Relire Vassili Grossman
« Staline est mort ! Il y avait dans cette mort un élément de liberté soudaine, absolument étranger à la nature de l’État stalinien »…Tout passe, sauf peut-être, les vérités profondes d’un génial décrypteur de l’âme russe
Dans l’entreprise de reconquête de l’Ukraine que mène l’État russe depuis 2014, la passivité voire l’adhésion du peuple russe à cette entreprise sanglante reste une source de stupéfaction pour l’Occident.
Pour essayer de comprendre cette étrange apathie de l’opinion russe et plus encore le soutien indéfectible au dictateur, il n’est pas inutile de relire Tout passe, le dernier livre de Vassili Grossman, publié pour la première fois, en Occident et non en Russie, en 1970, avant même Vie et Destin, dont la première édition, toujours en Occident ne paraît qu’en 1980, le manuscrit ayant été confisqué par les autorités khrouchtchéviennes.
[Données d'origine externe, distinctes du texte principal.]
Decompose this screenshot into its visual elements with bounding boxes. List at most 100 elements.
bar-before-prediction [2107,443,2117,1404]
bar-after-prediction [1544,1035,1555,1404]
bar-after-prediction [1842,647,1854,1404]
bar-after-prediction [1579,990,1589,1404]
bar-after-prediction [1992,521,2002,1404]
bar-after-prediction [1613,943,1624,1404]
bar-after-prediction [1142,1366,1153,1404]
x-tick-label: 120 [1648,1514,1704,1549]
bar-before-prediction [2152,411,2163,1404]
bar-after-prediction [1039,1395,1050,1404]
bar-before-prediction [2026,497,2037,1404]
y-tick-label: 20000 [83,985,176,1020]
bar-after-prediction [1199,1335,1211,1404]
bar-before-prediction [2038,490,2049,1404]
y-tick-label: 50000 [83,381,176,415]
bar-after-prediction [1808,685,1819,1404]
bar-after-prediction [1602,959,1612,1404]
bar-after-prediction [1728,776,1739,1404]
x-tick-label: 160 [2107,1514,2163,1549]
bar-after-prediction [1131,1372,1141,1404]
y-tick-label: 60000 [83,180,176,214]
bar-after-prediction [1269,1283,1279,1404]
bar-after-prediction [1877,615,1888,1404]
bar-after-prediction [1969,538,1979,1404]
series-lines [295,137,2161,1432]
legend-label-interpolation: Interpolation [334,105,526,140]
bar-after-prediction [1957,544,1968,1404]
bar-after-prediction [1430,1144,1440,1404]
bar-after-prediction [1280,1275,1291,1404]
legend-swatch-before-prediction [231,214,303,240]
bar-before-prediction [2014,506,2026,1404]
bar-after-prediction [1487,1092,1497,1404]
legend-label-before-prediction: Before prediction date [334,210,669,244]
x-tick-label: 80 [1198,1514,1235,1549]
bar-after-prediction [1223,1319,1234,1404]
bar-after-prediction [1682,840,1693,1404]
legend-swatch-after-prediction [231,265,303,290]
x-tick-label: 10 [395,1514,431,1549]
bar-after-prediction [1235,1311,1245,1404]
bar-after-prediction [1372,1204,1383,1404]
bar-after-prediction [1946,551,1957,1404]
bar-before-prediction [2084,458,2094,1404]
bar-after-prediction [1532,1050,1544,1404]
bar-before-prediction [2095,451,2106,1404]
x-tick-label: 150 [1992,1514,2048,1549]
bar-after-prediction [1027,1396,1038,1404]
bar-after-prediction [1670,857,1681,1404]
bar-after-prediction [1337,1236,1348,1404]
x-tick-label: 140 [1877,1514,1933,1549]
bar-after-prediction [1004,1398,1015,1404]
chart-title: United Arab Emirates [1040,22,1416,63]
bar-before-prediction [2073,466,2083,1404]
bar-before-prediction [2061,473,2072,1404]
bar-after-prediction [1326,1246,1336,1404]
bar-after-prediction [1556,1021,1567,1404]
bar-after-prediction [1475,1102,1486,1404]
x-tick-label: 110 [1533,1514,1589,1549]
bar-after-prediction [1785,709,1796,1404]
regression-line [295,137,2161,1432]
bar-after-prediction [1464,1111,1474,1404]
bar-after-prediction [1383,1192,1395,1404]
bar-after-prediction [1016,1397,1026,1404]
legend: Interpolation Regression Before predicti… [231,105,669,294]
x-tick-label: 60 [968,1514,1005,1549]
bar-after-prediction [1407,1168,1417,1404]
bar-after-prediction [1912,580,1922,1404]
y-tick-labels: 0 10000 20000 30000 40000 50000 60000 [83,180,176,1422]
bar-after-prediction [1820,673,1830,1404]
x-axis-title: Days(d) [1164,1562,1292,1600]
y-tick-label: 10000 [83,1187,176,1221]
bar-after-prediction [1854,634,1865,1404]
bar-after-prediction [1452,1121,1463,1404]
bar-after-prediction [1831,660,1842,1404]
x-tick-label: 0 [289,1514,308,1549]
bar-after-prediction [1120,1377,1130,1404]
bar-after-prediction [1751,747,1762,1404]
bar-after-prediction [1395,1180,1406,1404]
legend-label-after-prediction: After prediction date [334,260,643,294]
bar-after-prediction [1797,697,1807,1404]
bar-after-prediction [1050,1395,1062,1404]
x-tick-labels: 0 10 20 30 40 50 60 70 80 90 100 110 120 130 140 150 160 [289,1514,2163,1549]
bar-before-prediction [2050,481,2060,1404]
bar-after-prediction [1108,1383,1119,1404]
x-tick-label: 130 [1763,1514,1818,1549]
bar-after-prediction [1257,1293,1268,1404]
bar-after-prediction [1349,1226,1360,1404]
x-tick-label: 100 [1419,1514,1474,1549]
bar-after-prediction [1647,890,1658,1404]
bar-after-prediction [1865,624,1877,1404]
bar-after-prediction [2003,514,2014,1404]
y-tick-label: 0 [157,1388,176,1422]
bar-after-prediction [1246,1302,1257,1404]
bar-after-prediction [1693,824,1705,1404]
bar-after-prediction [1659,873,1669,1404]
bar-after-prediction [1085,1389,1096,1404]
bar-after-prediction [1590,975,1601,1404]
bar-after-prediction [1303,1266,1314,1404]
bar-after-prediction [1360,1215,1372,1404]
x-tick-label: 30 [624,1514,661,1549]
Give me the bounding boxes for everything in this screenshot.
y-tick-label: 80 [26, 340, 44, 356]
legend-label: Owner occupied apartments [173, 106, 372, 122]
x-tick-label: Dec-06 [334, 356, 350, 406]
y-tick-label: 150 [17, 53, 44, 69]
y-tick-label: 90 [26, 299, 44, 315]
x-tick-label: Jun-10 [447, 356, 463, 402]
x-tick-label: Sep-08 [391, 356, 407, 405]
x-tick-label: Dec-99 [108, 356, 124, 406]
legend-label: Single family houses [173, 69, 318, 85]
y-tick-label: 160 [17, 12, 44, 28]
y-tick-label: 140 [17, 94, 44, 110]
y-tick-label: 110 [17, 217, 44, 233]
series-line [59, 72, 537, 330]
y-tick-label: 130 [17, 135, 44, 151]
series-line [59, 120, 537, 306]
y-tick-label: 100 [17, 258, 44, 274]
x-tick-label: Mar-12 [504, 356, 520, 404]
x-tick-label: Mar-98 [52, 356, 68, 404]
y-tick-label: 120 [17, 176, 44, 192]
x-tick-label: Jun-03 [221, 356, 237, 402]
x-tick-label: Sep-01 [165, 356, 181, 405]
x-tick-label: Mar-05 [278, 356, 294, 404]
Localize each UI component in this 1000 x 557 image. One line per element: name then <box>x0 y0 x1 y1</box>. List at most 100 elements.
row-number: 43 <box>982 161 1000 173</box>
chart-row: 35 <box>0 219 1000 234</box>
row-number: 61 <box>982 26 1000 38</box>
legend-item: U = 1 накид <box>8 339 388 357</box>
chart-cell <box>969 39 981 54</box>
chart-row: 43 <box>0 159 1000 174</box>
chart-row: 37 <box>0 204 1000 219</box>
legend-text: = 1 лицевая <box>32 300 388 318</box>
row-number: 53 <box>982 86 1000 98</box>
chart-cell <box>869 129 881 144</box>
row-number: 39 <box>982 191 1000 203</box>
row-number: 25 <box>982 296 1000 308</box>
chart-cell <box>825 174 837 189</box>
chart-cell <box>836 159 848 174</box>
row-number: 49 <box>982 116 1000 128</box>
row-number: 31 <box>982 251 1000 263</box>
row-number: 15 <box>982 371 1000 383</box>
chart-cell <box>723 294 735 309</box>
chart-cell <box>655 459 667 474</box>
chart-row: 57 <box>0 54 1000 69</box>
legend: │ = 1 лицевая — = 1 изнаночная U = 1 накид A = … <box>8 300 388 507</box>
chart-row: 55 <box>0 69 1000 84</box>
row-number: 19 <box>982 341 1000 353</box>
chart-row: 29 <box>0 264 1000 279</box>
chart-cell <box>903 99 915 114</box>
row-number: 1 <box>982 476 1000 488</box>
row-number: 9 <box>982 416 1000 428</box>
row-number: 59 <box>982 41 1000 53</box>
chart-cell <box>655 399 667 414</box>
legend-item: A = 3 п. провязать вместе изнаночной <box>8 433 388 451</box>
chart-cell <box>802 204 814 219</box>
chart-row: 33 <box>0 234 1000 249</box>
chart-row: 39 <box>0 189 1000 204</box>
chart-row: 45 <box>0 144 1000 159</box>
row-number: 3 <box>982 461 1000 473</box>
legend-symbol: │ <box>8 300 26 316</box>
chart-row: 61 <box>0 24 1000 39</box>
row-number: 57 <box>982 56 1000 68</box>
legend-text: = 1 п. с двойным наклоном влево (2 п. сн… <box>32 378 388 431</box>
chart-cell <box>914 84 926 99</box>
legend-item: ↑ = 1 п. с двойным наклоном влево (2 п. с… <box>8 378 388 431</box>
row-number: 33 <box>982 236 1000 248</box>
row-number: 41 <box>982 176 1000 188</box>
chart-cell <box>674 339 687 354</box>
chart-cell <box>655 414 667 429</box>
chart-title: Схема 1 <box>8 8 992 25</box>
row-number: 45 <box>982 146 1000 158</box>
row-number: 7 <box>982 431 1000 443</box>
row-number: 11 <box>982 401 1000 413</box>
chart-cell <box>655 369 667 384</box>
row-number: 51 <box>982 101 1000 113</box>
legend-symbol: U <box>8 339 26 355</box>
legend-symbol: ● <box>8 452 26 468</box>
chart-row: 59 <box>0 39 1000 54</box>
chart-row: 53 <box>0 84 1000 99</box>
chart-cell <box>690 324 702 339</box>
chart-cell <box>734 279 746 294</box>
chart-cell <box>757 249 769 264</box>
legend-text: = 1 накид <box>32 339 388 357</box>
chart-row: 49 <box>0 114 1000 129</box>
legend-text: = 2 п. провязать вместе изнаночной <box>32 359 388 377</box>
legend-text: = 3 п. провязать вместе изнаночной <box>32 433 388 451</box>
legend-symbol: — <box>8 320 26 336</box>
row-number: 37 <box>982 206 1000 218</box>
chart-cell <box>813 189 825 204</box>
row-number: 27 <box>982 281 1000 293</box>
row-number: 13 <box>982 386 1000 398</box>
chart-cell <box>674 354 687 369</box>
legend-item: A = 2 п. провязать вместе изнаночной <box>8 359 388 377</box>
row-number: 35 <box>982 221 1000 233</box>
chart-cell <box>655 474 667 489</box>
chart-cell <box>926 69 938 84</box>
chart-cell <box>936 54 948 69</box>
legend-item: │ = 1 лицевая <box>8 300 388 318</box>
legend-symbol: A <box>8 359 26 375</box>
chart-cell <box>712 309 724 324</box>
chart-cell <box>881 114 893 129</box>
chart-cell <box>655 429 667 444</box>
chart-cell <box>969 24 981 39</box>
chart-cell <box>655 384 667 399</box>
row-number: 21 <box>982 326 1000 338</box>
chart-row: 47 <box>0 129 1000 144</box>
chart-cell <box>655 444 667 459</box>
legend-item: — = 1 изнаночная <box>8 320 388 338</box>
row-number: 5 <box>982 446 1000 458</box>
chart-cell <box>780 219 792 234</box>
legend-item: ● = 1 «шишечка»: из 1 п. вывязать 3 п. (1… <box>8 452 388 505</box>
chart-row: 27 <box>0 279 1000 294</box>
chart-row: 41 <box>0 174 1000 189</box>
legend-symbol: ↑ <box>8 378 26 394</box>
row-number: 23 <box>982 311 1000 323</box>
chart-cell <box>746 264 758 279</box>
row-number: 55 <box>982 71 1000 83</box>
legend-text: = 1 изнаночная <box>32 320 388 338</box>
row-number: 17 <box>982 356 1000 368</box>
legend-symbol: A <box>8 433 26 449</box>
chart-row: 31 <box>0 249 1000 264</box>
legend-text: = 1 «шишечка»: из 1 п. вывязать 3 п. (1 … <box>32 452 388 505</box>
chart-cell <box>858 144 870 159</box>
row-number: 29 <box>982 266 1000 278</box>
Certains ont peut-être lu Vie et Destin, immense chef-d’œuvre, le Guerre et Paix du XXe siècle, où Stalingrad remplace la Campagne de Russie. Tout y est déjà dit sur le totalitarisme soviétique.Peu nombreux ceux qui ont lu Tout passe, testament politique d’un auteur (juif) mis au ban de l’intelligentsia soviétique dès la fin de la seconde guerre mondiale et un correspondant de guerre célébré dans le monde communiste pendant celle-ci.
L’histoire est celle d’Ivan Gregorievitch, un zek qui revient à Moscou puis Leningrad après une vingtaine d’années de goulag. Ancien scientifique de haut vol, il revoit ses anciens collègues, dont certains l’ont dénoncé par carriérisme, d’autres, si proches alors, l’ont abandonné à son sort par veulerie ou peur.
Sa seule présence, si gênante, est le révélateur de la lâcheté ordinaire d’une communauté scientifique qui a abandonné toute valeur pour survivre dans un monde de terreur et qui aujourd’hui bénéficie, avec la détente de la dictature, des avantages et des honneurs dus à la compromission absolue avec le régime. Une sorte de Colonel Chabert russe: pourquoi ce revenant vient-il nous donner, momentanément Dieu merci, mauvaise conscience?
L’extraordinaire est qu’Ivan Gregorievitch ne réclame rien, ni surtout ne juge pas. Mieux, comme Chabert, il sait qu’il est là en trop, que les autres ont fait comme ils ont pu, et qu’il faut être indulgent à leurs faiblesses, car ils ne sont que des hommes en face d’une machine à broyer les consciences. Il s’efface dans l’anonymat. Mais il veut comprendre ce qui s’est passé entre les promesses d’un avenir radieux et le naufrage de ces aspirations, qui furent les siennes.
C’est là que Grossman nous parle encore aujourd’hui, d’une voix puissante, humaine, désespérante. Dans le déroulement de la révolution russe et de l’établissement de la dictature de l’État contre le peuple, il voit la dernière manifestation de la fatalité du peuple russe.
Depuis Ivan le Terrible, à travers Pierre le Grand, la Grande Catherine, les tsars du XXe siècle et de façon totalement achevée avec Lénine et son épigone Staline, l’histoire russe est celle de la constitution et de l’affermissement d’un État incarné par un dictateur. Chaque progrès de l’État s’est fait dans et par l’approfondissement de l’asservissement.Les pages sur la mort de Staline sont saisissantes: « Staline mourut sans qu’aucun plan l’eût prévu, sans instruction du Comité directeur. Staline mourut sans ordre personnel du camarade Staline ».
La conclusion est un appel à une autre permanence du peuple russe, la compassion, et une sorte d’espoir à hauteur d’homme. Mais sans trop d’illusions.
« Ces hommes ne souhaitaient de mal à personne, mais toute leur vie, ils avaient fait le mal. Et pourtant, ces hommes étaient des hommes. Et, chose étonnante, chose merveilleuse, qu’ils l’eussent voulu ou non, ils n’avaient pas laissé mourir la liberté. Même les pires d’entre eux l’avaient conservée dans leurs cœurs effrayants et dénaturés. Des cœurs d’homme, malgré tout. »
Oui, il faut lire Grossman. Il nous dit des vérités utiles, aujourd’hui encore.